コリントの信徒への手紙2 4章1~5節
教会もキリスト者も、共にイエス・キリストの十字架と復活によって示された「神の救い」、すなわち、この「神の救い」をこの世において「証しする」ことが、キリスト者にとって、またキリスト教会にとっての存在意義です。
パウロはそうした、「神の救いを証しする」ことが、実に多くの苦難に満ちていることを、その経験(Ⅱコリント11:16以下)から確信していました。
すなわち、パウロはコリントの教会の信徒数や献金の額が多いことが、この世におけるコリントの教会が「真に教会である」ことの指標とすることなく、むしろ、この世において、コリントの教会が、この世の様々な悩みや苦しみに直面しつつ、しかし、そのような中にあって、神の祝福と導きによって、教会が形成されることこそ、コリントの教会がまさにこの世においてイエス・キリストを土台とする教会であることの指標であるとしました。
だからこそ、パウロはここで、そうしたこの世の中にあってキリスト教会が困難に直面しているという事について、「わたしたちは、憐れみを受けた者としてこの務めをゆだねられているのですから、落胆しません。」(1節)と告白しているのです。
しかし現実はコリントの教会においては切実なものであり、コリントの教会から雄弁家であったアポロが去り、また巡回する十二使徒たちの教会からの伝道者たちが去り、そうしたなか、コリントの教会員だけの状況になり、そこにおいて教会の人々は、やはりこの世的な伝道方策や、あるいは当時において大勢であったユダヤ教に吸収合併されることも良しとする考え方に傾倒したのです。

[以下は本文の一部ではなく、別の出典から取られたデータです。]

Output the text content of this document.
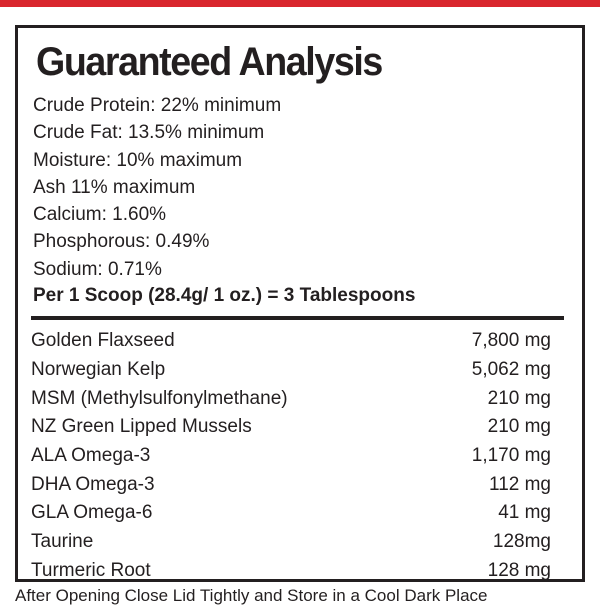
Guaranteed Analysis
Crude Protein: 22% minimum
Crude Fat: 13.5% minimum
Moisture: 10% maximum
Ash 11% maximum
Calcium: 1.60%
Phosphorous: 0.49%
Sodium: 0.71%
Per 1 Scoop (28.4g/ 1 oz.) = 3 Tablespoons
Golden Flaxseed	7,800 mg
Norwegian Kelp	5,062 mg
MSM (Methylsulfonylmethane)	210 mg
NZ Green Lipped Mussels	210 mg
ALA Omega-3	1,170 mg
DHA Omega-3	112 mg
GLA Omega-6	41 mg
Taurine	128mg
Turmeric Root	128 mg
After Opening Close Lid Tightly and Store in a Cool Dark Place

わたしたちの教会もそうですが、いわゆる伝道をして、すぐに人が増えるわけでもなく、教会としての年月が過ぎていくと、当然、教会の中もマンネリ化し、そうしたマンネリ化を打破するために、牧師も信徒も、「あれをやって信徒を増やそう」「これをやったら教会に人が来るようになる」と、そうしたこの世的なものの考えにて、教会をあたかも一種の商売として、この世に対してキリスト教の売り込みをしようという事に陥るのです。
パウロはそうした、いわゆる「信仰的な下心」による教会の行動に対して、「かえって、卑劣な隠れた行いを捨て、悪賢く歩まず、神の言葉を曲げず、真理を明らかにすることにより、神の御前で自分自身をすべての人の良心にゆだね」(2節)ようと、むしろ、そうした「信徒を増やそう」「献金を増やそう」というような神の御前における「卑劣な隠れた行い」を捨てて、また「悪賢く歩まず」、イエス・キリストが真実をもって十字架の死に至るまで忠実に歩まれたように、自分たちもイエス・キリストの真実さに倣って、「神の言葉を曲げず」「真理を明らかにする」ことによって、むしろ、自分たちはこの世において、ただ礼拝を守り、神の言葉に忠実であることを通じて、神と人との前に、すなわち、この世に対して、自分たちが真にキリスト者であり、キリスト教会であることをもって歩むことを勧めるのです。
それは、自分たちがあの手この手で、すなわち「信仰的な下心」をもって信徒を獲得しようとするのではなく、むしろ、自分たちがこの世においてキリスト者として真実に生きるという姿勢をもって、「教会に行く・行かない」の判断を、「すべての人の良心にゆだねる」ことを言うのです。
当然、その裏には、コリントの教会において、まさに「悪賢く」「神の言葉を曲げ」という事が起こっていたことを意味します。
神の知恵ではなく人間的な「悪賢さ」。真実な神の言葉ではなく、そうした人間的な「悪賢さ」によって捻じ曲げられた神の言葉が語られている。
礼拝説教を良く聞いてみてください。
本当に「神の言葉」が語られているでしょうか?
それは、人間的な悪賢さによって捻じ曲げられた神の言葉ではないでしょうか?
教会の礼拝において語られる説教は、まさにこのいずれかです。「神の言葉」かそれとも「偽りの神の言葉」か。それは見かけ上、同じように見えますが本質的においては決定的に異なるのです。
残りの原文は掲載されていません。